Manage workloads and regularly check in
Manage your employees’ workload. No two workers are the same – some may be more flexible and others more detailed orientated. Adjust tasks to workers and their skill sets. The most important tip to do this effectively is to communicate regularly and actively listen. Checking in with employees is crucial. Regularly! You do not want to become a micromanager, but not checking in will leave employees feeling despondent and not cared for. Not checking in means you can also miss identifying potential issues within your team.
Support beyond workplace
Check in on a more personal basis as well, especially now during the pandemic when workers are working increased hours from home. Do they have the appropriate office furniture required? Do they have support from other key staff that they may not have direct access to, due to social distancing? Are they suffering additional stress due to a partner losing their job? Provide support beyond the workplace and make sure employees are aware of the support available to them.
Flexibility at work
Most organisations have by now mastered the art of managing teams remotely or at a minimum, found a video conferencing tool that is effective for their teams. Resist the temptation to make work tactical through strict processes, rules and procedures. For example, if you let your employee have a longer lunch and have time for a healthy walk, they may come up with a creative solution to a work-related problem and be more productive when they get back to completing their tasks, even if that is outside of normal working hours.

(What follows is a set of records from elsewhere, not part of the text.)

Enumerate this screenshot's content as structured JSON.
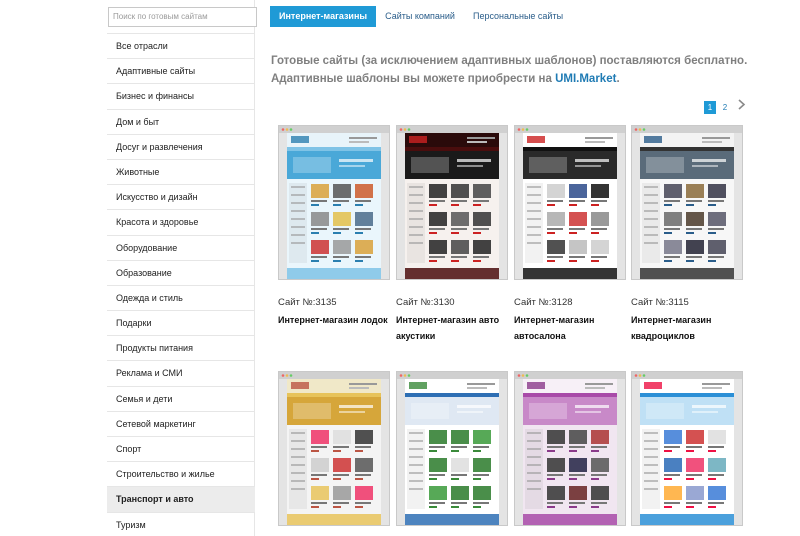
{
  "search": {
    "placeholder": "Поиск по готовым сайтам"
  },
  "categories": [
    "Все отрасли",
    "Адаптивные сайты",
    "Бизнес и финансы",
    "Дом и быт",
    "Досуг и развлечения",
    "Животные",
    "Искусство и дизайн",
    "Красота и здоровье",
    "Оборудование",
    "Образование",
    "Одежда и стиль",
    "Подарки",
    "Продукты питания",
    "Реклама и СМИ",
    "Семья и дети",
    "Сетевой маркетинг",
    "Спорт",
    "Строительство и жилье",
    "Транспорт и авто",
    "Туризм"
  ],
  "active_category": "Транспорт и авто",
  "tabs": [
    {
      "label": "Интернет-магазины",
      "active": true
    },
    {
      "label": "Сайты компаний",
      "active": false
    },
    {
      "label": "Персональные сайты",
      "active": false
    }
  ],
  "info": {
    "line1": "Готовые сайты (за исключением адаптивных шаблонов) поставляются бесплатно.",
    "line2_prefix": "Адаптивные шаблоны вы можете приобрести на ",
    "link": "UMI.Market",
    "line2_suffix": "."
  },
  "pagination": {
    "pages": [
      "1",
      "2"
    ],
    "current": "1"
  },
  "templates": [
    {
      "id": "Сайт №:3135",
      "title": "Интернет-магазин лодок",
      "theme": "boats"
    },
    {
      "id": "Сайт №:3130",
      "title": "Интернет-магазин авто акустики",
      "theme": "audio"
    },
    {
      "id": "Сайт №:3128",
      "title": "Интернет-магазин автосалона",
      "theme": "autosalon"
    },
    {
      "id": "Сайт №:3115",
      "title": "Интернет-магазин квадроциклов",
      "theme": "atv"
    },
    {
      "id": "",
      "title": "",
      "theme": "accessories"
    },
    {
      "id": "",
      "title": "",
      "theme": "parts"
    },
    {
      "id": "",
      "title": "",
      "theme": "childseats"
    },
    {
      "id": "",
      "title": "",
      "theme": "autochem"
    }
  ],
  "colors": {
    "accent": "#1f9ad6",
    "link": "#1f7bb4",
    "muted_text": "#7f7f7f"
  }
}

Look after you, lead by example
As a manager it is easy to get distracted by the strategy and big picture, and get overwhelmed yourself. Keep an eye on yourself and lead by example, but don’t be afraid to share your experiences with staff. People connect through stories.
During this pandemic, be the leader who creates a ‘non-burnout’ culture by providing a supportive, empathetic work environment where productivity can rise, staff can thrive, and innovation comes alive.